It was the first time that Indian security forces captured a Pakistani terrorist — after the 2008 Mumbai terror attack.
Police officials said he was linked to the Lashkar-e-Taiba (LeT) group, which also carried out the deadly Mumbai attack that left 166 Indians and foreigners dead.
According to informed sources, the Pakistani terrorist confessed that their ultimate mission was to target the ongoing Amarnath Yatra. He added that 16 Pakistani terrorist modules were active in Jammu and Kashmir.
In New Delhi, National Security Adviser Ajit Doval briefed Prime Minister Narendra Modi about the incident. Amid indications that the Pakistani might be flown to New Delhi on Thursday, the home ministry said the ambush and capture would be probed by the National Investigation Agency.
It all began when two militants ambushed a BSF vehicle on its way to the Kashmir Valley, killing two troopers and injuring 11, at Narsu Nallah, 65 km from Jammu.
The BSF vehicle was peppered with bullets but the troopers fought back, one officer said.
After one of the attackers got killed, Usman ran all the way to Chirdi village in the hills and took three simple villagers hostage — a decision that was to seal his fate.

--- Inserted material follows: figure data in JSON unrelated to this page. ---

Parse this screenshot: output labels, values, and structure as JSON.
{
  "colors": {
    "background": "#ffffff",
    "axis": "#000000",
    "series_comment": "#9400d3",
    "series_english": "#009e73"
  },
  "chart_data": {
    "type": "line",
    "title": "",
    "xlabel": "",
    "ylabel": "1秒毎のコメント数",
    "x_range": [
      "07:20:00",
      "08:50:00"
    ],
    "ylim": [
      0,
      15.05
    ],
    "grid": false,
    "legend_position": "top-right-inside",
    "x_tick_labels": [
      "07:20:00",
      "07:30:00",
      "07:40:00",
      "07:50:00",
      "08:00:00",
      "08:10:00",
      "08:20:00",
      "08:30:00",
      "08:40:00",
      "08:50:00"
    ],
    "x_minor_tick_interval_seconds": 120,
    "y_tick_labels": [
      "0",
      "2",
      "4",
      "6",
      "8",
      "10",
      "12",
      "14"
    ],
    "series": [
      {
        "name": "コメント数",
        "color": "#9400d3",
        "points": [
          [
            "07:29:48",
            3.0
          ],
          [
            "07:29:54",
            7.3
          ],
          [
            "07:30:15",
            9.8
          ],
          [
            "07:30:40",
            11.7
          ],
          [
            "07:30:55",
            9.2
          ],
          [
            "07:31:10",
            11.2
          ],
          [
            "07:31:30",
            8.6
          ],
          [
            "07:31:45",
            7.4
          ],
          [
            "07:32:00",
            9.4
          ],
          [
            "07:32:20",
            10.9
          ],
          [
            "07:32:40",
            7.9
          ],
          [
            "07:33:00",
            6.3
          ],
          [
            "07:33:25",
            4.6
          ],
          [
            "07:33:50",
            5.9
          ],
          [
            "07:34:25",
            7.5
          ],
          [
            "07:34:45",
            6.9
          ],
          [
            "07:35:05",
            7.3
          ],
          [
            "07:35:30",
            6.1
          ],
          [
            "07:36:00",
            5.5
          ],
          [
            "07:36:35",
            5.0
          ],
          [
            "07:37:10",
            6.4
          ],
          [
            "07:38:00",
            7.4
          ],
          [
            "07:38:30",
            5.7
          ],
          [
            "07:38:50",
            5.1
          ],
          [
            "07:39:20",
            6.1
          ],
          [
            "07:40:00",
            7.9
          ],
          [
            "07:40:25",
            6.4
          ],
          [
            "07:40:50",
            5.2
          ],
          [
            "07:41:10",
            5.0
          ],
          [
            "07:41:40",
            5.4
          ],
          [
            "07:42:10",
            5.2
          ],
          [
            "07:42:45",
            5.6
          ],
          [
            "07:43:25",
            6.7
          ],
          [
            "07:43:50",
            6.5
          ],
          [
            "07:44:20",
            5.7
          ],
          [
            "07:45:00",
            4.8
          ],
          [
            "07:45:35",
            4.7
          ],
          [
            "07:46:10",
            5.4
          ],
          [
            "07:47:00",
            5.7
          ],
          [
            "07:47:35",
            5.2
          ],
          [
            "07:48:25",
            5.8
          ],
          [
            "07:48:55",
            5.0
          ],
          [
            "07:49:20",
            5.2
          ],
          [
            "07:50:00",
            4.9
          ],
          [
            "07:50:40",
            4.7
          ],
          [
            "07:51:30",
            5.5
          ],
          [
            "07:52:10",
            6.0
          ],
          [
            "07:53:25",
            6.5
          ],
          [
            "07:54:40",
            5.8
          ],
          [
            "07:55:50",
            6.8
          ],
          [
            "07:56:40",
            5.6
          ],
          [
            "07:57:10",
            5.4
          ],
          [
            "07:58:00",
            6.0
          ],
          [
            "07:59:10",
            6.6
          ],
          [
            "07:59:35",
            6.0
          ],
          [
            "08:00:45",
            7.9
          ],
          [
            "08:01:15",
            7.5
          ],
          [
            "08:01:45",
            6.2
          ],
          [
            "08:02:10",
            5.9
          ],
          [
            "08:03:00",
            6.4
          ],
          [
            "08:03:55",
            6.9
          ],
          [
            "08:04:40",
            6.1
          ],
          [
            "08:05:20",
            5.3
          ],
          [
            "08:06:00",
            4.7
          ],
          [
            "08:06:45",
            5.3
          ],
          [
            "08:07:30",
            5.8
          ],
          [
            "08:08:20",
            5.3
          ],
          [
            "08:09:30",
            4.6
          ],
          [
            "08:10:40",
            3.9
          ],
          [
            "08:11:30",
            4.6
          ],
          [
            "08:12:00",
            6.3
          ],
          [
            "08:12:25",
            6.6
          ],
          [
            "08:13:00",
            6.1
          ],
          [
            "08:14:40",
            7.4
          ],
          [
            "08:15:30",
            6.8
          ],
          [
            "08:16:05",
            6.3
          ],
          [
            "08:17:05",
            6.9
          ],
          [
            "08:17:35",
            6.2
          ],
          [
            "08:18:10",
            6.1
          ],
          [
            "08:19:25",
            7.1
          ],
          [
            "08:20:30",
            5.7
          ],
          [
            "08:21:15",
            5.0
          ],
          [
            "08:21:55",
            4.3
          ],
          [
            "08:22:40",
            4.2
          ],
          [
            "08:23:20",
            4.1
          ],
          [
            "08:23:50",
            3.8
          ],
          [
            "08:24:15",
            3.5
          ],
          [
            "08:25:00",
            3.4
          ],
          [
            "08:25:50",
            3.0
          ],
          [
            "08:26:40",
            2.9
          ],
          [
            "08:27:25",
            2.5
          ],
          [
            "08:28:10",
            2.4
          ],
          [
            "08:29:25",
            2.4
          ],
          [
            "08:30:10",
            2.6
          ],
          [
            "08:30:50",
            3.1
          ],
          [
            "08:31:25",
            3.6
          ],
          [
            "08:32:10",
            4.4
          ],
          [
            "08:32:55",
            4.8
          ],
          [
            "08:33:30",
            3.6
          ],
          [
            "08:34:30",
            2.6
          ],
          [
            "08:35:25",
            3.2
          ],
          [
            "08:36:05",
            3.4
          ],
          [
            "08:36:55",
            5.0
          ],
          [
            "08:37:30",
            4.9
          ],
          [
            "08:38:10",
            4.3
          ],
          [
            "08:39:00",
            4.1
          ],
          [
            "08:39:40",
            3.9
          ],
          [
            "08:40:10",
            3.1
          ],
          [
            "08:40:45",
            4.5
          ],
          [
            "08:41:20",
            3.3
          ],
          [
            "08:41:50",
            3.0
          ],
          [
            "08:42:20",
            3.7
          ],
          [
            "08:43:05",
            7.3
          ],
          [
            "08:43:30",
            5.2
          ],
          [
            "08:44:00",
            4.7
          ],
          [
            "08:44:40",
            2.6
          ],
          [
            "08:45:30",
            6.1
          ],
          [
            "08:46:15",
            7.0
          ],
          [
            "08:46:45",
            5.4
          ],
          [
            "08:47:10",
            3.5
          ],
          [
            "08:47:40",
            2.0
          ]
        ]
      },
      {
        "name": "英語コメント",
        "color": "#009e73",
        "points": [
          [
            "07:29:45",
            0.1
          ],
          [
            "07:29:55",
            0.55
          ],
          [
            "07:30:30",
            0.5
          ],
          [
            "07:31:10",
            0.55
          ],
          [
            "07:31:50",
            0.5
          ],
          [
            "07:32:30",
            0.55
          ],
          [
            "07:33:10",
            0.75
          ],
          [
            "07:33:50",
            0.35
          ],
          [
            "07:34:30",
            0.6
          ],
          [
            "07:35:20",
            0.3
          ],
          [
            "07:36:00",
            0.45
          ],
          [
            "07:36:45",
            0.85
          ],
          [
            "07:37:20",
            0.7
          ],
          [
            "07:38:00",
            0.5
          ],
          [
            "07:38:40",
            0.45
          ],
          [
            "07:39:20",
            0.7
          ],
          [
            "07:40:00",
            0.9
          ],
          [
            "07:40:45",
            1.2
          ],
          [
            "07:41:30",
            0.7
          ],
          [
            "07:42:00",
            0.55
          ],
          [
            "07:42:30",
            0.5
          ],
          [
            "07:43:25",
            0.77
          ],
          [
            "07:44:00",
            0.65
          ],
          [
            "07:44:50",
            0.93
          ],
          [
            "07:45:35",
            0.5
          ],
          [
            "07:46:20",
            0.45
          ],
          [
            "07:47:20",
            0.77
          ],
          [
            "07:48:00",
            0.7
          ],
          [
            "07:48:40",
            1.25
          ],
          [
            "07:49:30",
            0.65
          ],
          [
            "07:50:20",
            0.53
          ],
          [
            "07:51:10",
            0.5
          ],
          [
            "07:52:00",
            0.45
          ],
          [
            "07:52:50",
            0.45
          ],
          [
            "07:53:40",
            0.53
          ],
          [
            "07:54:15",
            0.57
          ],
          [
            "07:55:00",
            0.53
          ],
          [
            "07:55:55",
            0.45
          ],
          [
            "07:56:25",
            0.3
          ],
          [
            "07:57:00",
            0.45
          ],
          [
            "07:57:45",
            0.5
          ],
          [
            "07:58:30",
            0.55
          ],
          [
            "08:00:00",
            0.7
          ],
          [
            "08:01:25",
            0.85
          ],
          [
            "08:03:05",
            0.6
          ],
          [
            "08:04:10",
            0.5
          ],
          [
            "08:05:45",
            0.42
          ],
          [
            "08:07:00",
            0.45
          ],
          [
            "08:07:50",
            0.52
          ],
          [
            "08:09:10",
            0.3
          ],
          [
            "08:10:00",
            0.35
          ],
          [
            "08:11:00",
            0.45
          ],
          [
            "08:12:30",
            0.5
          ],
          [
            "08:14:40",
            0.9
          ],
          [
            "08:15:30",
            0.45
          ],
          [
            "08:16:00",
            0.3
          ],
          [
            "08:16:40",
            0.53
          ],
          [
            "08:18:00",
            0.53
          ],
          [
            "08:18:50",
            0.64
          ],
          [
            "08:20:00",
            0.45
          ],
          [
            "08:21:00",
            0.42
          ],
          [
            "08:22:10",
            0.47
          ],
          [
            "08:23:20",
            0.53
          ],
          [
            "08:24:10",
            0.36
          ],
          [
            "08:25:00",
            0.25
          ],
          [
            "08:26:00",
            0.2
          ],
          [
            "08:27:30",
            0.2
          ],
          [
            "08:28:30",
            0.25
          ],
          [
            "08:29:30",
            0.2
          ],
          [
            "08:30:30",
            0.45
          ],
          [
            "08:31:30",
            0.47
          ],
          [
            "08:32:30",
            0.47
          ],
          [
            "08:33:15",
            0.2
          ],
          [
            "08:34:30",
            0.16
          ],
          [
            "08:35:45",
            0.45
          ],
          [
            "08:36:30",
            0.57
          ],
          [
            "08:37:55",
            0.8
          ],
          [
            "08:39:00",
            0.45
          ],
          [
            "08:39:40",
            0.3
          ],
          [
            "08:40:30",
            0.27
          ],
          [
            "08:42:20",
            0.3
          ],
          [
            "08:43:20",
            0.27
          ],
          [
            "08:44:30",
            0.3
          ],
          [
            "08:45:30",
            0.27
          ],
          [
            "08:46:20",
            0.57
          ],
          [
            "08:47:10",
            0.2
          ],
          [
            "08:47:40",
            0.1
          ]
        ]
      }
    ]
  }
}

Officials initially gave no credit to the villagers who caught the terrorists. But the villagers gave their version of the story to reporters who thronged the village.
Former Jammu and Kashmir chief minister Omar Abdullah said the credit for catching the Pakistani should go to Chirdi villagers.
“Very brave of the unarmed civilians to wrestle and disarm an armed terrorist. They should be suitably rewarded for this bravery,” Omar said.
“Very unfortunate that the credit is not going where it is due.”
Some Indian experts felt that Wednesday’s attack was aimed at spiking the proposed talks between the National Security Advisers of Pakistan and India.
Wednesday’s attack took place on the 300-km Jammu-Srinagar highway that links Jammu region with the Kashmir Valley and is a lifeline for Srinagar.
Congress vice president Rahul Gandhi said the attack was “extremely worrying” because it followed the July 27 terrorist attack in Gurdaspur district in Punjab that left seven people dead.
Gurdaspur borders Pakistan, and those attackers too were believed to be Pakistanis.